The increasing knowledge of molecular drivers of tumorigenesis has fueled targeted cancer therapies based on specific inhibitors. Beyond “classic” oncogene inhibitors, epigenetic therapy is an emerging field. Epigenetic alterations can occur at any time during cancer progression, altering the structure of the chromatin, the accessibility for transcription factors and thus the transcription of genes. They rely on post-translational histone modifications, particularly the acetylation of histone lysine residues, and are determined by the inverse action of histone acetyltransferases (HATs) and histone deacetylases (HDACs). Importantly, HDACs are often aberrantly overexpressed, predominantly leading to the transcriptional repression of tumor suppressor genes. Thus, histone deacetylase inhibitors (HDACis) are powerful drugs, with some already approved for certain hematological cancers. Albeit HDACis show activity in solid tumors as well, further refinement and the development of novel drugs are needed.
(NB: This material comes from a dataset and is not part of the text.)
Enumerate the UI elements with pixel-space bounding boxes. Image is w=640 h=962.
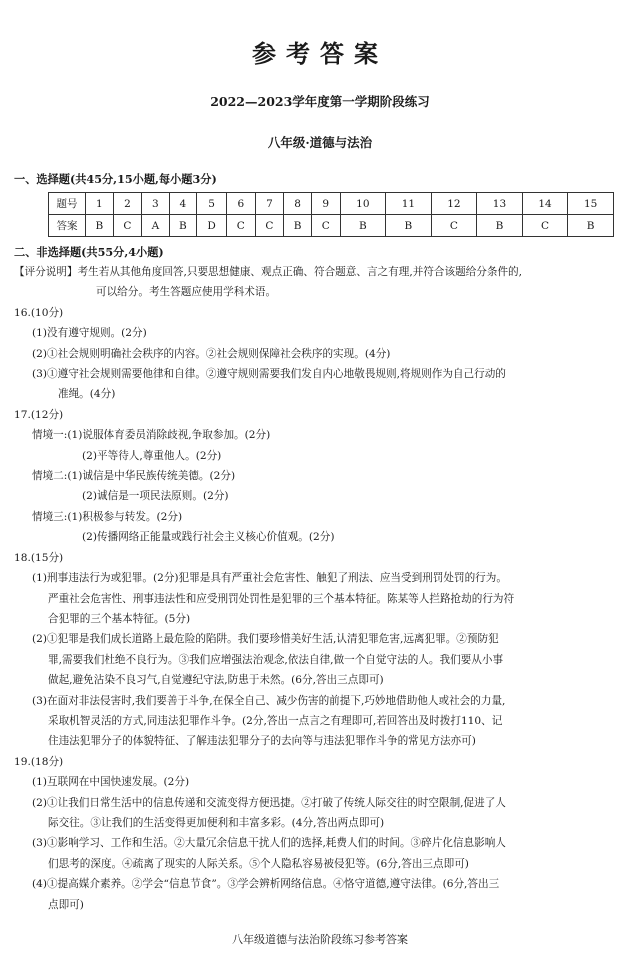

This review describes the capability of HDACis to influence various pathways and, based on this knowledge, gives a comprehensive overview of various preclinical and clinical studies on solid tumors. A particular focus is placed on strategies for achieving higher efficacy by combination therapies, including phosphoinositide 3-kinase (PI3K)-EGFR inhibitors and hormone- or immunotherapy. This also includes new bifunctional inhibitors as well as novel approaches for HDAC degradation via PROteolysis-TArgeting Chimeras (PROTACs).